NEW YORK — The New York City Council voted unanimously Wednesday to significantly restrict Airbnb and other online home rental services, joining a growing movement of cities around the globe in stepping up regulation of the so-called sharing economy.

The bill aims to prevent landlords and tenants from illegally renting out apartments for a few days at a time to tourists, a phenomenon that the city says has aggravated the housing crisis by making short-term rentals more profitable than long-term leases.

Online rental services like Airbnb and HomeAway would be required to provide the addresses and names of hosts to the city’s Office of Special Enforcement every month and to note whether rentals are for a whole apartment or just a room.

If the bill is signed into law, New York will join cities like San Francisco; New Orleans; Barcelona, Spain; and Vancouver, British Columbia, in regulating companies that profit from facilitating short-term rentals.

New York City is Airbnb’s largest domestic market, but under state law, it is illegal in most buildings for an apartment to be rented out for less than 30 days unless the permanent tenant is residing in the apartment at the same time. The new disclosure requirements would make it much easier for the city to enforce the state law and could lead to many of the 50,000 units rented through Airbnb in the city coming off the market. After similar rules went into effect in San Francisco, listings fell by half.

“The vacancy rate in New York City is very low,” Council Speaker Corey Johnson said before the vote. “We’re in an affordable housing crisis. We’re in a homelessness crisis. And Airbnb will not give us this data.”

A City Hall spokeswoman said the new restrictions had the support of Mayor Bill de Blasio, who has made affordable housing one of his priorities, and he is expected to sign the bill into law.

Companies will face fines of up to $1,500 for each listing they fail to disclose, down from the $25,000 originally proposed.

Airbnb opposed the bill, arguing that it would hurt everyday New Yorkers who were renting spare rooms in their apartments to make ends meet. Throughout the debate over the bill, the company accused City Council members of kowtowing to the hotel industry.

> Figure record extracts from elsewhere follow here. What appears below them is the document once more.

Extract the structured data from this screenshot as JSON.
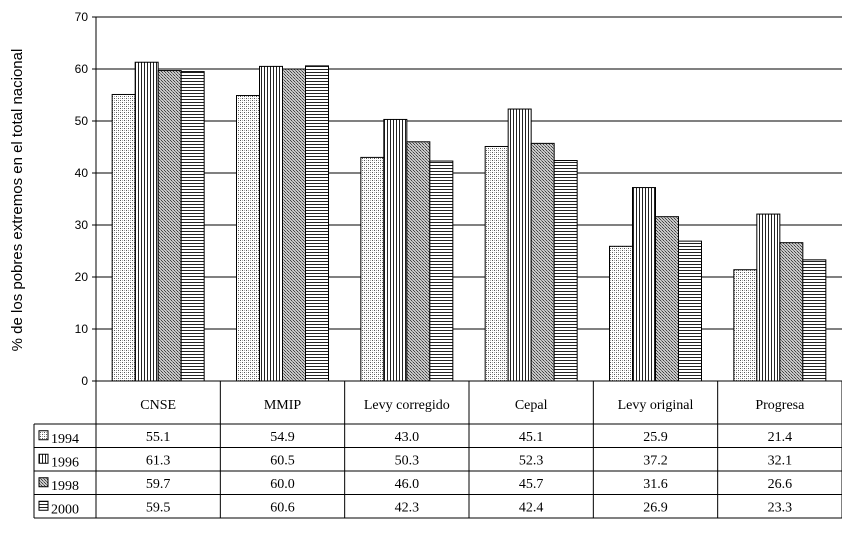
{
  "chart_data": {
    "type": "bar",
    "title": "",
    "ylabel": "% de los pobres extremos en el total nacional",
    "xlabel": "",
    "ylim": [
      0,
      70
    ],
    "yticks": [
      0,
      10,
      20,
      30,
      40,
      50,
      60,
      70
    ],
    "grid": true,
    "legend": "data-table",
    "categories": [
      "CNSE",
      "MMIP",
      "Levy corregido",
      "Cepal",
      "Levy original",
      "Progresa"
    ],
    "series": [
      {
        "name": "1994",
        "values": [
          55.1,
          54.9,
          43.0,
          45.1,
          25.9,
          21.4
        ],
        "labels": [
          "55.1",
          "54.9",
          "43.0",
          "45.1",
          "25.9",
          "21.4"
        ],
        "pattern": "dots"
      },
      {
        "name": "1996",
        "values": [
          61.3,
          60.5,
          50.3,
          52.3,
          37.2,
          32.1
        ],
        "labels": [
          "61.3",
          "60.5",
          "50.3",
          "52.3",
          "37.2",
          "32.1"
        ],
        "pattern": "vertical"
      },
      {
        "name": "1998",
        "values": [
          59.7,
          60.0,
          46.0,
          45.7,
          31.6,
          26.6
        ],
        "labels": [
          "59.7",
          "60.0",
          "46.0",
          "45.7",
          "31.6",
          "26.6"
        ],
        "pattern": "cross"
      },
      {
        "name": "2000",
        "values": [
          59.5,
          60.6,
          42.3,
          42.4,
          26.9,
          23.3
        ],
        "labels": [
          "59.5",
          "60.6",
          "42.3",
          "42.4",
          "26.9",
          "23.3"
        ],
        "pattern": "horizontal"
      }
    ]
  }
}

Last month Airbnb published a list of City Council members and how much the hotel industry had contributed to each of their campaigns.

“After taking hundreds of thousands of dollars in campaign contributions from the hotel industry, we’re not surprised the City Council refused to meet with their own constituents who rely on home sharing to pay the bills and then voted to protect the profits of big hotels,” Liz DeBold Fusco, a spokeswoman for Airbnb, said in a statement, adding that the bill would violate the privacy of the sites’ users and subject them to “unchecked, aggressive harassment.”

The question of what would be best for “ordinary New Yorkers” was at the heart of the debate.

A report from the School of Urban Planning at McGill University, commissioned by the hotel workers union, found that nearly half of the New York City rental revenue on Airbnb was earned by 10 percent of hosts in the city, undercutting the company’s argument that regular New Yorkers benefit widely from short-term rentals.

“Occasional hosts might be the numerical majority of hosts, but they account for a surprisingly small proportion of the actual rental activity on Airbnb and earn a surprisingly small proportion of the actual revenue,” the report said.

An April report from the City Comptroller’s Office found that Airbnb was exacerbating the city’s affordable housing crisis, especially in crowded or gentrifying neighborhoods. Overall, renters paid an additional $616 million in 2016 because of Airbnb, according to the report.

Airbnb disputed the methodology of both reports, accusing the McGill authors of having an “anti-home-sharing bias.” And on Wednesday, the day of the City Council vote, an Airbnb host sued the city, alleging retaliation for speaking out in support of home-sharing in June. Airbnb is financing the host’s suit.

City officials said the bill focused primarily on large-scale commercial landlords who were gaming the system.

“Yes, sometimes it’s the common New Yorker,” said Councilwoman Carlina Rivera, who introduced the bill. “But many times, especially in my district, these are landlords who are taking rent-regulated units out of the housing stock because they’d rather get a lot more money per night.”